Beginnen Sie deshalb nicht bei der einzelnen Jacke, sondern bei der Gefährdungsbeurteilung Ihres Betriebs: Welches Schweißverfahren, welche Umgebung, welche Zusatzrisiken wie ATEX oder Überkopfarbeit kommen zusammen? Im Kolzen Online-Shop stellen wir Ihnen dafür geprüfte Schweißerschutzkleidung samt passendem Kopf- und Fußschutz zusammen, gern auch mit Ihrem Firmenlogo veredelt für die komplette Belegschaft. Sprechen Sie uns direkt an, wenn Sie eine Beratung zur passenden Klasse und Stückzahl für Ihren Betrieb wünschen.
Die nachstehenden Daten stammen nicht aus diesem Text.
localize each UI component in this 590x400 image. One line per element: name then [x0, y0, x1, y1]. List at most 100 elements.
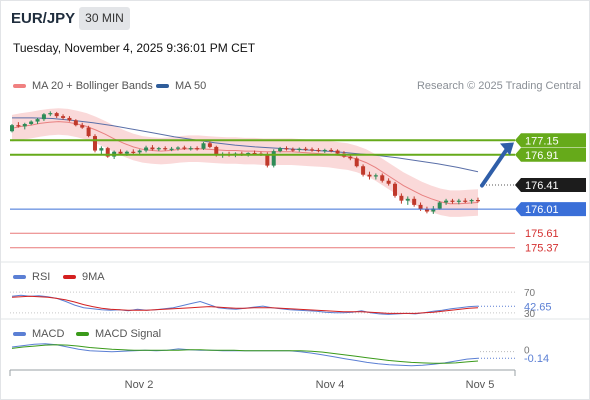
level-label-176.91: 176.91: [525, 150, 559, 162]
candle-body: [348, 156, 353, 159]
price-levels: 177.15 176.91 176.41 176.01 175.61 175.37: [10, 133, 586, 255]
candle-body: [450, 200, 455, 202]
candle-body: [469, 200, 474, 202]
rsi-line: [11, 294, 479, 315]
level-label-175.61: 175.61: [525, 228, 559, 240]
candle-body: [201, 143, 206, 149]
candle-body: [137, 150, 142, 153]
candle-body: [386, 180, 391, 184]
candle-body: [246, 152, 251, 155]
macd-signal-legend-label: MACD Signal: [95, 328, 162, 340]
level-tag-177.15: [515, 133, 586, 148]
currency-pair-title: EUR/JPY: [11, 10, 76, 27]
legend-macd-signal: MACD Signal: [76, 328, 161, 340]
candle-body: [156, 148, 161, 150]
candle-body: [316, 149, 321, 152]
rsi-swatch: [13, 275, 26, 279]
candle-body: [252, 152, 257, 155]
candle-body: [431, 208, 436, 212]
macd-last-value: -0.14: [524, 353, 549, 365]
candle-body: [424, 209, 429, 212]
candle-body: [214, 146, 219, 156]
level-tag-176.41: [515, 177, 586, 192]
macd-signal-swatch: [76, 332, 89, 336]
macd-tick-0: 0: [524, 346, 530, 357]
x-tick-labels: Nov 2 Nov 4 Nov 5: [125, 379, 495, 391]
candle-body: [361, 166, 366, 175]
forecast-arrow-shaft: [480, 145, 510, 188]
candle-body: [67, 117, 72, 121]
candle-body: [10, 125, 14, 132]
candle-body: [182, 147, 187, 149]
candle-body: [476, 200, 480, 202]
rsi-tick-70: 70: [524, 288, 536, 299]
candle-body: [310, 149, 315, 151]
datetime-label: Tuesday, November 4, 2025 9:36:01 PM CET: [13, 41, 256, 55]
legend-rsi: RSI: [13, 271, 50, 283]
ma50-swatch: [156, 84, 169, 88]
x-tick-label: Nov 4: [316, 379, 345, 391]
candle-body: [373, 175, 378, 177]
candle-body: [118, 151, 123, 154]
candle-body: [284, 148, 289, 150]
candle-body: [92, 136, 97, 151]
x-tick-label: Nov 2: [125, 379, 154, 391]
candle-body: [35, 119, 40, 122]
candle-body: [124, 151, 129, 154]
rsi-grid: [10, 291, 515, 314]
forecast-arrow: [480, 142, 514, 188]
candle-body: [444, 200, 449, 203]
candle-body: [354, 158, 359, 167]
candle-body: [80, 125, 85, 128]
level-label-176.41: 176.41: [525, 180, 559, 192]
candle-body: [329, 149, 334, 152]
bollinger-band: [12, 108, 478, 217]
candle-body: [399, 195, 404, 201]
candle-body: [303, 148, 308, 150]
level-label-177.15: 177.15: [525, 135, 559, 147]
x-tick-label: Nov 5: [466, 379, 495, 391]
candle-body: [150, 147, 155, 150]
9ma-legend-label: 9MA: [82, 271, 105, 283]
candle-body: [207, 143, 212, 147]
9ma-swatch: [63, 275, 76, 279]
copyright-text: Research © 2025 Trading Central: [416, 80, 581, 92]
level-label-175.37: 175.37: [525, 243, 559, 255]
candle-body: [169, 148, 174, 150]
candle-body: [297, 148, 302, 150]
macd-signal-line: [11, 344, 479, 364]
candle-body: [105, 148, 110, 157]
rsi-9ma-line: [11, 295, 479, 314]
legend-ma20: MA 20 + Bollinger Bands: [13, 80, 153, 92]
candle-body: [405, 198, 410, 201]
candle-body: [144, 147, 149, 151]
candle-body: [463, 200, 468, 202]
forecast-arrow-head: [500, 142, 514, 156]
candle-body: [418, 204, 423, 210]
candle-body: [86, 127, 91, 137]
candle-body: [131, 151, 136, 153]
candle-body: [163, 148, 168, 150]
rsi-last-value: 42.65: [524, 301, 552, 313]
level-label-176.01: 176.01: [525, 204, 559, 216]
candle-body: [456, 200, 461, 202]
candle-body: [99, 148, 104, 151]
candle-body: [271, 151, 276, 166]
candle-body: [175, 147, 180, 149]
candle-body: [265, 154, 270, 166]
candle-body: [322, 149, 327, 152]
candle-body: [61, 116, 66, 118]
ma50-legend-label: MA 50: [175, 80, 207, 92]
candle-body: [54, 113, 59, 117]
ma50-line: [12, 117, 479, 173]
timeframe-button[interactable]: 30 MIN: [79, 7, 130, 30]
legend-9ma: 9MA: [63, 271, 105, 283]
candle-body: [380, 175, 385, 181]
legend-ma50: MA 50: [156, 80, 206, 92]
candle-body: [367, 174, 372, 177]
level-tag-176.01: [515, 202, 586, 217]
macd-swatch: [13, 332, 26, 336]
ma20-swatch: [13, 84, 26, 88]
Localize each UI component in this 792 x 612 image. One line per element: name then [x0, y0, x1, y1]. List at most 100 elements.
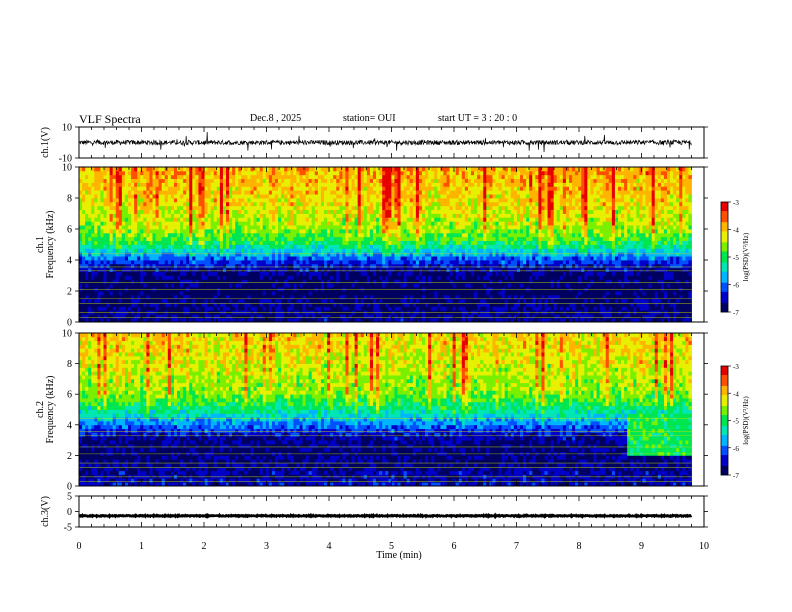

Häufige Fragen zu Schweißer Arbeitskleidung
Ist Schweißer Arbeitskleidung gesetzlich vorgeschrieben?
Ja, der Arbeitgeber muss nach einer Gefährdungsbeurteilung passende persönliche Schutzausrüstung bereitstellen, sobald Schweiß- oder Brennschneidarbeiten anfallen. Normale Arbeitskleidung ohne Zertifizierung erfüllt diese Pflicht nicht. Maßgeblich sind unter anderem EN ISO 11611 sowie die Vorgaben der DGUV Regel 112-189 zu Schweißerschutzanzügen.
Wie lange hält ein Schweißerschutzanzug im Dauereinsatz?
Ein festes gesetzliches Zeitlimit existiert nicht, die Lebensdauer richtet sich nach Einsatzintensität und Pflegezustand. Bei sehr hoher Belastung, etwa täglicher Überkopfarbeit in engen Räumen, kann der Austausch schon nach wenigen Wochen nötig werden. Im Normalbetrieb hält hochwertige Kleidung bei korrekter Pflege deutlich länger.
Was bedeutet die Kennzeichnung "A1" auf dem Etikett?
A1 zeigt an, dass das Kleidungsstück den Flammausbreitungstest nach ISO 15025 mit Flächenbeflammung bestanden hat, dem Pflichtverfahren für Schweißerschutzkleidung. Das optionale Verfahren A2 prüft zusätzlich die Kantenbeflammung. Beide Kürzel finden Sie neben der Schutzklasse im eingenähten Etikett.
Welche Handschuhe passen zur Schweißerschutzkleidung?
Handschuhe nach EN 12477 gehören zur vollständigen Ausrüstung, unterteilt in Typ A mit höheren Schutzwerten und Typ B mit mehr Fingerfertigkeit. Typ A eignet sich für anspruchsvollere Verfahren wie E-Hand-Schweißen, Typ B bevorzugen viele beim filigranen WIG-Schweißen. Beide bieten elektrischen Mindestwiderstand bis 100 Volt Gleichstrom.
Muss der Arbeitgeber die Schutzkleidung bezahlen?
Ja, die Kosten für zertifizierte Schutzkleidung trägt gesetzlich der Arbeitgeber, anders als bei gewöhnlicher Arbeitskleidung. Grundlage ist die PSA-Benutzungsverordnung, die zusätzlich regelmäßige Kontrollen auf Beschädigung und die Einhaltung von Tragezeitbegrenzungen vorschreibt. Reinigung und Pflege erfolgen dabei nach den Herstellerangaben auf dem Etikett.